Ética para 2014

ética

Há uma crise ética corroendo as entranhas da sociedade brasileira. Isto não é de hoje, e começa já na educação infantil. Se alguma coisa deve chamar atenção está aí, a educação de base, doméstica, familiar. Mimada. Também a educação que pais mimados exigem da escola, para que também mimem seus filhos. Fecha-se o círculo vicioso.

A ética pode ser compreendida como um código de conduta que se divide em positivo e negativo. Positivamente seria: se no fundo eu “deveria” fazer alguma coisa, mas “poderia” não fazer até de forma impune ou cômoda a mim, a ética recomenda que eu faça. Já no plano negativo é o inverso: se eu poderia perfeitamente fazer alguma coisa, mas no fundo algo me diz que eu não deveria fazer, seria melhor eu ouvir o espírito conselheiro conhecido como “no fundo”, e não fazer.

Pode-se aplicar a regrinha à vida cotidiana em quase tudo. O convidado para festa deveria levar uma lembrancinha para o anfitrião (ético), mas pode perfeitamente ir de mão abanando. Este mesmo convidado, deveria procurar os donos da casa e agradecer, verdadeiramente, ao convite (ético), mas pode sair com um tchau geral. O filho adulto que visita os pais num domingo sem empregada, deveria lavar, no mínimo, seu prato do almoço (ético), mas pode se retirar como se seus pais tivessem esta obrigação. O motorista na estrada não deveria ultrapassar pela direita (ético), achando-se esperto e o resto do mundo otário.
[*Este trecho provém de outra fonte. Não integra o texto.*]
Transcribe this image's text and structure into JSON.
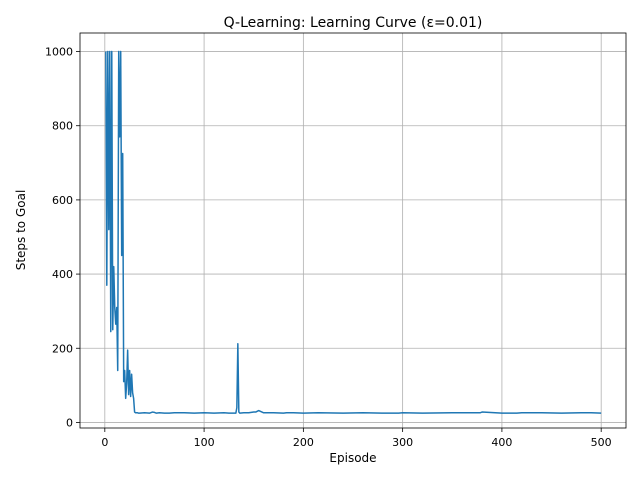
{
  "chart_data": {
    "type": "line",
    "title": "Q-Learning: Learning Curve (ε=0.01)",
    "xlabel": "Episode",
    "ylabel": "Steps to Goal",
    "xlim": [
      -25,
      525
    ],
    "ylim": [
      -15,
      1050
    ],
    "xticks": [
      0,
      100,
      200,
      300,
      400,
      500
    ],
    "yticks": [
      0,
      200,
      400,
      600,
      800,
      1000
    ],
    "grid": true,
    "legend": "none",
    "line_color": "#1f77b4",
    "series": [
      {
        "x": [
          1,
          2,
          3,
          4,
          5,
          6,
          7,
          8,
          9,
          10,
          11,
          12,
          13,
          14,
          15,
          16,
          17,
          18,
          19,
          20,
          21,
          22,
          23,
          24,
          25,
          26,
          27,
          28,
          29,
          30,
          31,
          32,
          33,
          34,
          35,
          40,
          45,
          48,
          50,
          52,
          55,
          60,
          65,
          70,
          80,
          90,
          100,
          110,
          120,
          125,
          130,
          132,
          133,
          134,
          135,
          136,
          140,
          145,
          150,
          152,
          155,
          160,
          170,
          180,
          183,
          190,
          200,
          215,
          240,
          260,
          280,
          296,
          300,
          320,
          350,
          378,
          380,
          400,
          415,
          420,
          440,
          460,
          480,
          490,
          500
        ],
        "y": [
          1000,
          370,
          1000,
          520,
          1000,
          245,
          1000,
          250,
          420,
          310,
          265,
          310,
          140,
          1000,
          770,
          1000,
          450,
          725,
          110,
          140,
          65,
          105,
          195,
          75,
          140,
          70,
          130,
          80,
          65,
          28,
          26,
          26,
          26,
          25,
          25,
          26,
          25,
          28,
          27,
          25,
          26,
          25,
          25,
          26,
          26,
          25,
          26,
          25,
          26,
          25,
          25,
          25,
          40,
          212,
          28,
          25,
          26,
          26,
          28,
          28,
          32,
          26,
          26,
          25,
          26,
          26,
          25,
          26,
          25,
          26,
          25,
          25,
          26,
          25,
          26,
          26,
          28,
          25,
          25,
          26,
          26,
          25,
          26,
          26,
          25
        ]
      }
    ]
  }
}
Há duas grandes formas éticas: a gratidão expressa e o reconhecimento expresso. Olhar para o outro e agradecer de verdade, com força e com vontade, por qualquer coisa, é algo diferente do comum. É ético. O mesmo se dá quando se elogia alguém, com desejo de reconhecer e engrandecer o outro, homenageá-lo. Medíocres costumam não fazer isso, jamais. Sentem-se diminuídos se elogiar alguém. Deixemos os imbecis de lado. Já os grandiosos têm prazer em reconhecer publicamente o valor do outro.
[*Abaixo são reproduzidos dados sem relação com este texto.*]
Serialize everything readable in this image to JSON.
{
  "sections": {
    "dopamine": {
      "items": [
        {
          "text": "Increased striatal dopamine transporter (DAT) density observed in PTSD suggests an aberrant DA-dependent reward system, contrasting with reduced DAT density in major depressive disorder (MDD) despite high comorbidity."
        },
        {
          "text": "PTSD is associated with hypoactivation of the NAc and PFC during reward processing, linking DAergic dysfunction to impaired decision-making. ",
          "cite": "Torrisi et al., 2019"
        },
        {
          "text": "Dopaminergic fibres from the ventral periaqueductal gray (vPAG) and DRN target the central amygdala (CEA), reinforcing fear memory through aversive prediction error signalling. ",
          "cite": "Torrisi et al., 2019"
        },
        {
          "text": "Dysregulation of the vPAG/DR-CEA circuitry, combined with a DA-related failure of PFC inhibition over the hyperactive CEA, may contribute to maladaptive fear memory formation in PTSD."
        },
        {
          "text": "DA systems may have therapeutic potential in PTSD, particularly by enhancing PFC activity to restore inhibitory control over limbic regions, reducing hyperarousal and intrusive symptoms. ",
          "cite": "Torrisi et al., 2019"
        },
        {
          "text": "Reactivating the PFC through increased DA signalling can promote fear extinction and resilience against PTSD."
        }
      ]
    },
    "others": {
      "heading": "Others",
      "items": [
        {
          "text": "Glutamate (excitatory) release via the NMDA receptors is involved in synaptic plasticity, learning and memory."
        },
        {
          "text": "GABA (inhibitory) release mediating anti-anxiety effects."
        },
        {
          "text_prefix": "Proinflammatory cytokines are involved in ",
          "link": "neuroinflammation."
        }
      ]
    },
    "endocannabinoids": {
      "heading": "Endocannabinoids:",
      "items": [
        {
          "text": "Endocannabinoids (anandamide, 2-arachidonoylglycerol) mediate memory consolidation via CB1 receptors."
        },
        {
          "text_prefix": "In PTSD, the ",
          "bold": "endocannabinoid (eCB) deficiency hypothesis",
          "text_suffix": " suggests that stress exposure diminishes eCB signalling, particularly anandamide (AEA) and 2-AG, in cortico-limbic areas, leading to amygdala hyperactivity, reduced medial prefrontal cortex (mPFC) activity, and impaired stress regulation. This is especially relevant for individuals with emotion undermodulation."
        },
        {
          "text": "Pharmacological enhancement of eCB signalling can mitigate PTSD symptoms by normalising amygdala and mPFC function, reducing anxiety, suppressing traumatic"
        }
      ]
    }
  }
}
Sobre os conceitos, o “deveria” que se relaciona com o “poderia”, há muita coisa relativa. Mas uma pessoa conscienciosa conclui, facilmente, que o mais correto, ou ético, está nos juízos do “deveria”, e não no “poderia”. Mesmo que o “deveria” esteja mais longe, ou que seja apenas o “no fundo deveria”, e o “poderia” esteja próximo, mais fácil e mais acessível.
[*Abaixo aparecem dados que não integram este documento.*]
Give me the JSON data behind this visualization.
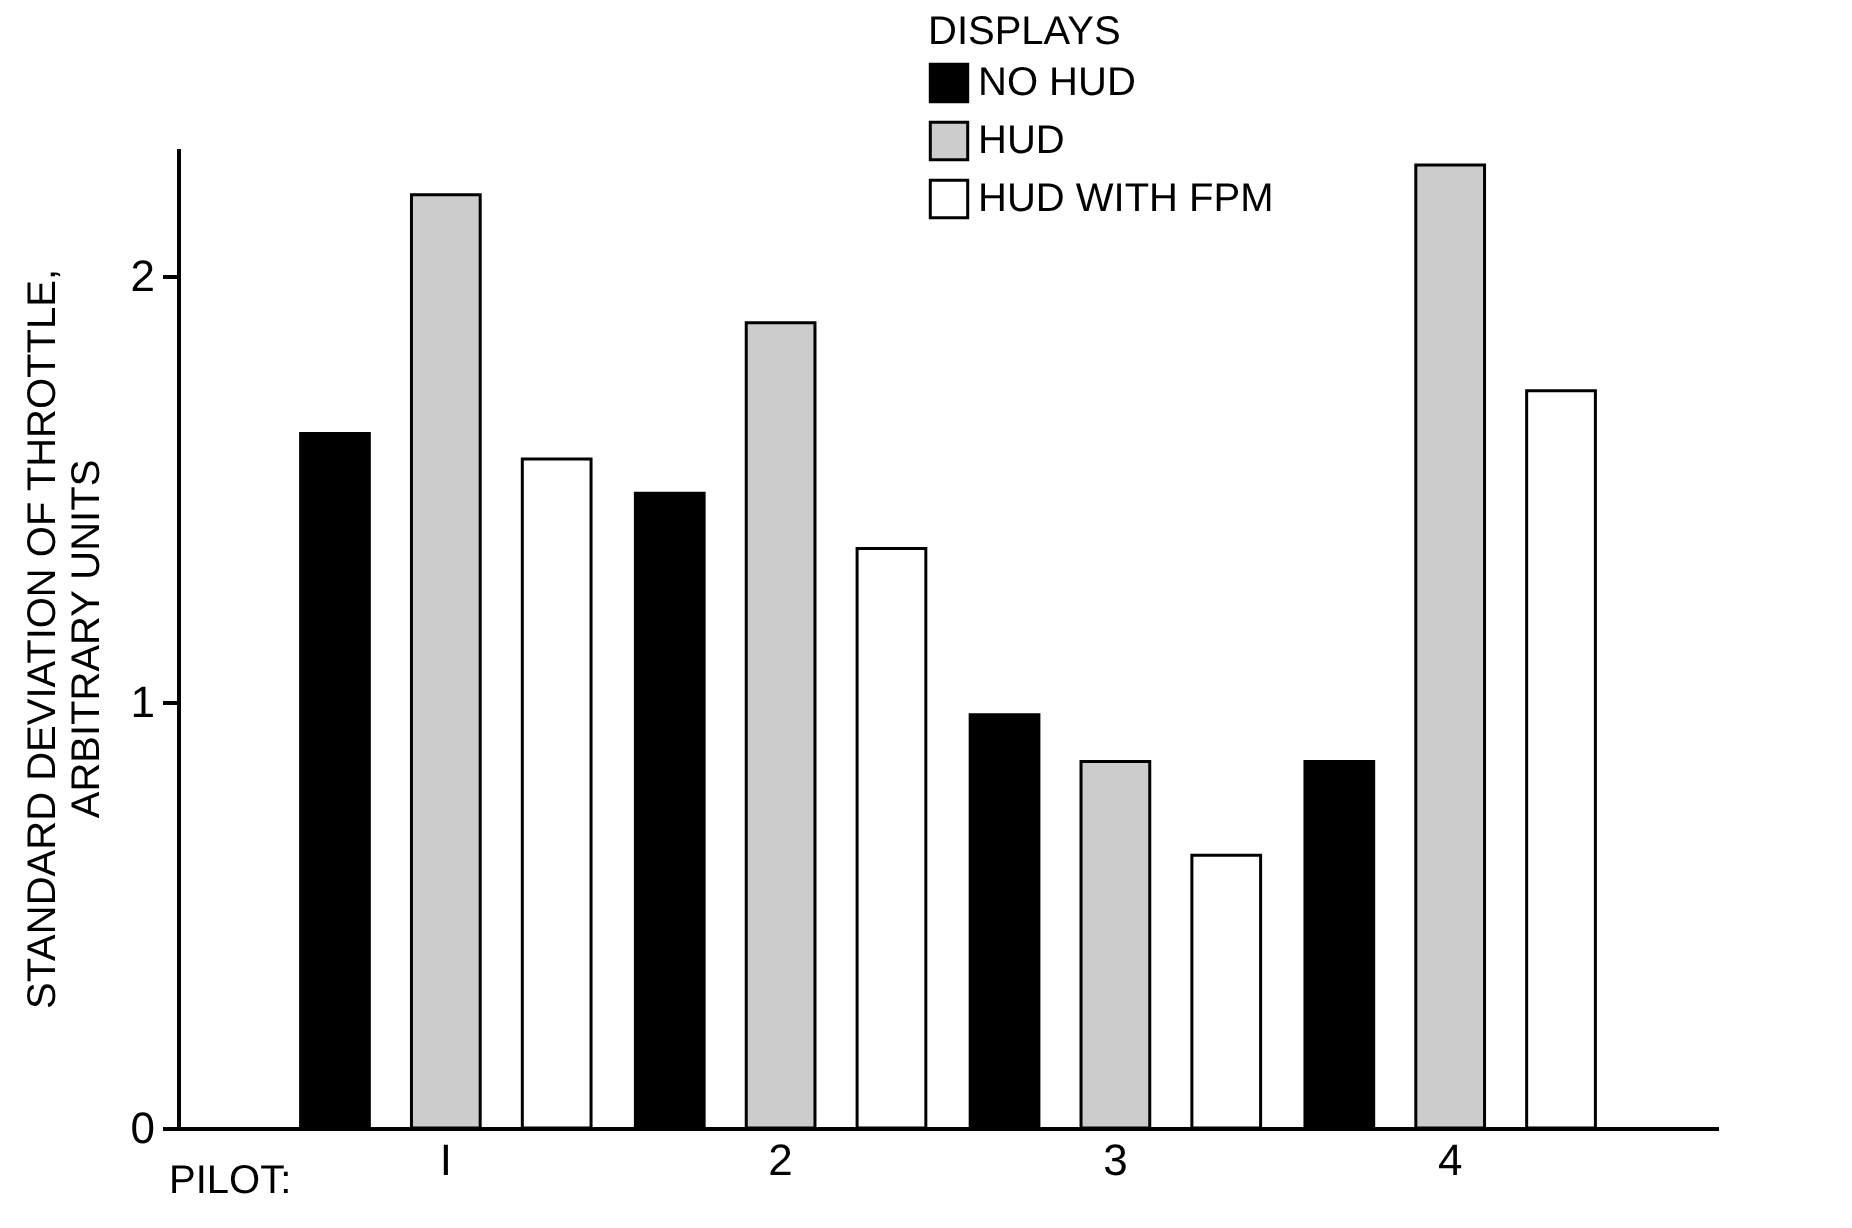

Percebe-se que o fazer ou o não fazer alguma coisa ligada à ética envolve sutilezas. É uma sintonia fina do comportamento educado. A pessoa pode ser educada e não ser ética, não pensar eticamente, não ter sido educada eticamente. É claro que esta ética social do dia a dia faz parte do próprio conceito de educação. Mas na sociedade consumista e egoísta nossa, vê-se um descolamento entre a ética e a educação. Em muitos lugares, considera-se educação chamar os outros de senhor e senhora, não falar palavrão nem arrotar à mesa de jantar. Mas este é um nível primário.

Pais querem seus filhos educados. Mas é pouco, deveriam querer éticos. Muitos não estão ensinando o filho a “perder” para um coleguinha em nome da ética. A ser o segundo, a abrir mão, a dar o seu lugar ou a sua vez. Ou seja, a ser verdadeiramente gentil e elegante, o que não tem nada de bobo ou fútil. Muito pelo contrário, aí pode estar a verdadeira força, o verdadeiro poder.

Quando uma criança é educada a sempre querer ser a primeira, a vencer em tudo, a “não ser boba”, ser esperta para não ser passada para trás, está-se diante de uma educação competitiva. Esta criança pode estar sendo preparada para ser um adulto milionário. Mas dificilmente terá sido preparada para ser ética. Isto pode vir a ser a sua tragédia pessoal.

A ética entrou na moda, ou melhor, a palavra “ética”. Virou discurso cult, verde, descolado, autossustentável, ecologicamente correto, politicamente correto, in, fashion, up e quantos mais adjetivos fúteis se quiser. Mas o que se assiste no trânsito de São Paulo, por exemplo, com homens e mulheres agressivos e violentos é a versão da tragédia social pela falta de ética. Buzinas desejosamente ofensivas e agressivas, taquicardicamente impacientes. Em uma palavra: buzinas boçais.

Tudo tem alguma explicação e para isto existem os teóricos e estudiosos. Cientistas sociais revelaram que o modelo americano de educação foi centrado na competição do esporte para atender ao combate às drogas. Onde há esporte não há drogas, sonham. Pensadores franceses contestam que este modelo nivelado por baixo opta pela formação, intelectualmente discutível, de ginastas. Nunca de intelectuais. Não é coincidência a emissora oficial da ditadura brasileira, a Globo, ter dado tanta ênfase aos esportes. Intelectuais incomodariam e questionariam o regime opressor brasileiro.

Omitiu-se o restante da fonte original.